Neoclassical Econ v. Posnerian Law and Econ Analysis (RE:Greenspan on Se...

Nathan Newman nathan.newman at yale.edu
Sat Jan 15 19:35:50 PST 2000



> -----Original Message-----
> From: owner-lbo-talk at lists.panix.com
> [mailto:owner-lbo-talk at lists.panix.com]On Behalf Of JKSCHW at aol.com


> As someone whose job it is to draft judicial opinions, let me say two words
> in favor of precedent. First, there's the point that there is social utility
> in knowing what the rule of law that governs your conduct is.
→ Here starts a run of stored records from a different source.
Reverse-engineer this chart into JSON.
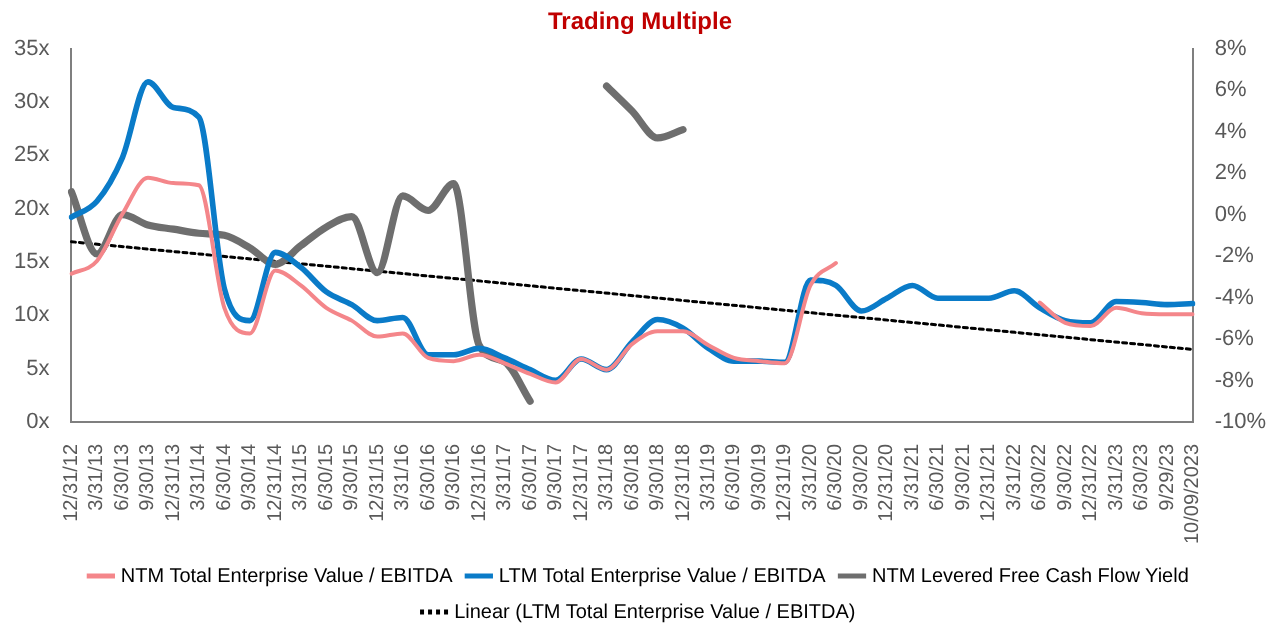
{
  "chart_data": {
    "type": "line",
    "title": "Trading Multiple",
    "categories": [
      "12/31/12",
      "3/31/13",
      "6/30/13",
      "9/30/13",
      "12/31/13",
      "3/31/14",
      "6/30/14",
      "9/30/14",
      "12/31/14",
      "3/31/15",
      "6/30/15",
      "9/30/15",
      "12/31/15",
      "3/31/16",
      "6/30/16",
      "9/30/16",
      "12/31/16",
      "3/31/17",
      "6/30/17",
      "9/30/17",
      "12/31/17",
      "3/31/18",
      "6/30/18",
      "9/30/18",
      "12/31/18",
      "3/31/19",
      "6/30/19",
      "9/30/19",
      "12/31/19",
      "3/31/20",
      "6/30/20",
      "9/30/20",
      "12/31/20",
      "3/31/21",
      "6/30/21",
      "9/30/21",
      "12/31/21",
      "3/31/22",
      "6/30/22",
      "9/30/22",
      "12/31/22",
      "3/31/23",
      "6/30/23",
      "9/29/23",
      "10/09/2023"
    ],
    "series": [
      {
        "name": "NTM Total Enterprise Value / EBITDA",
        "color": "#f4868a",
        "values": [
          13.9,
          15.1,
          19.5,
          22.9,
          22.4,
          22.2,
          10.7,
          8.3,
          14.2,
          12.8,
          10.7,
          9.5,
          8.0,
          8.3,
          6.0,
          5.7,
          6.3,
          5.5,
          4.5,
          3.7,
          5.9,
          4.9,
          7.3,
          8.5,
          8.5,
          7.2,
          6.0,
          5.7,
          5.5,
          12.8,
          14.9,
          null,
          null,
          null,
          null,
          null,
          null,
          null,
          11.2,
          9.3,
          9.0,
          10.7,
          10.2,
          10.1,
          10.1
        ]
      },
      {
        "name": "LTM Total Enterprise Value / EBITDA",
        "color": "#0a7bc8",
        "values": [
          19.2,
          20.7,
          24.8,
          31.9,
          29.5,
          28.6,
          12.5,
          9.5,
          15.9,
          14.5,
          12.2,
          11.0,
          9.5,
          9.8,
          6.3,
          6.3,
          6.9,
          6.0,
          4.9,
          3.9,
          5.9,
          4.9,
          7.5,
          9.6,
          8.8,
          6.9,
          5.7,
          5.7,
          5.6,
          13.3,
          12.8,
          10.4,
          11.6,
          12.8,
          11.6,
          11.6,
          11.6,
          12.3,
          10.7,
          9.5,
          9.3,
          11.3,
          11.2,
          11.0,
          11.1
        ]
      },
      {
        "name": "NTM Levered Free Cash Flow Yield",
        "color": "#6e6e6e",
        "axis": "y2",
        "values": [
          1.1,
          -1.9,
          0.0,
          -0.5,
          -0.7,
          -0.9,
          -1.0,
          -1.6,
          -2.4,
          -1.5,
          -0.6,
          -0.1,
          -2.8,
          0.9,
          0.2,
          1.5,
          -6.3,
          -7.1,
          -9.0,
          null,
          null,
          6.2,
          5.0,
          3.7,
          4.1,
          null,
          null,
          null,
          null,
          null,
          null,
          null,
          null,
          null,
          null,
          null,
          null,
          null,
          null,
          null,
          null,
          null,
          null,
          null,
          null
        ]
      },
      {
        "name": "Linear (LTM Total Enterprise Value / EBITDA)",
        "color": "#000000",
        "line_style": "dotted",
        "x": [
          "12/31/12",
          "10/09/2023"
        ],
        "values": [
          16.9,
          6.8
        ]
      }
    ],
    "ylim": [
      0,
      35
    ],
    "yticks": [
      {
        "value": 0,
        "label": "0x"
      },
      {
        "value": 5,
        "label": "5x"
      },
      {
        "value": 10,
        "label": "10x"
      },
      {
        "value": 15,
        "label": "15x"
      },
      {
        "value": 20,
        "label": "20x"
      },
      {
        "value": 25,
        "label": "25x"
      },
      {
        "value": 30,
        "label": "30x"
      },
      {
        "value": 35,
        "label": "35x"
      }
    ],
    "y2lim": [
      -10,
      8
    ],
    "y2ticks": [
      {
        "value": -10,
        "label": "-10%"
      },
      {
        "value": -8,
        "label": "-8%"
      },
      {
        "value": -6,
        "label": "-6%"
      },
      {
        "value": -4,
        "label": "-4%"
      },
      {
        "value": -2,
        "label": "-2%"
      },
      {
        "value": 0,
        "label": "0%"
      },
      {
        "value": 2,
        "label": "2%"
      },
      {
        "value": 4,
        "label": "4%"
      },
      {
        "value": 6,
        "label": "6%"
      },
      {
        "value": 8,
        "label": "8%"
      }
    ],
    "grid": false,
    "legend": "bottom",
    "marker": "none",
    "line_style": "solid"
  }
}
Predictability
> is a major advantage, even when the rule is bad.
>
> In new [situations], what you do, what I do,anyway, is use creativity to
either find or
> inrterpret good precedents to get better ourcomes and distinguish bad
> precedents.

Of course, this second sentence largely undermines the first part, since those creative interpretations of precedent can usually go whichever way the judge wants for a new situation, so goodbye predictability in unclear areas of the law.

It is true that in the same exact situation, that predictability is the great argument for the rule of law. But for new situations, most legal writing is pretty much bad poetry -- ie. shall I compare thee to a summer rose or shall I compare thee to the default-rule of buggy whips as noted in the 1913 Wolfson case?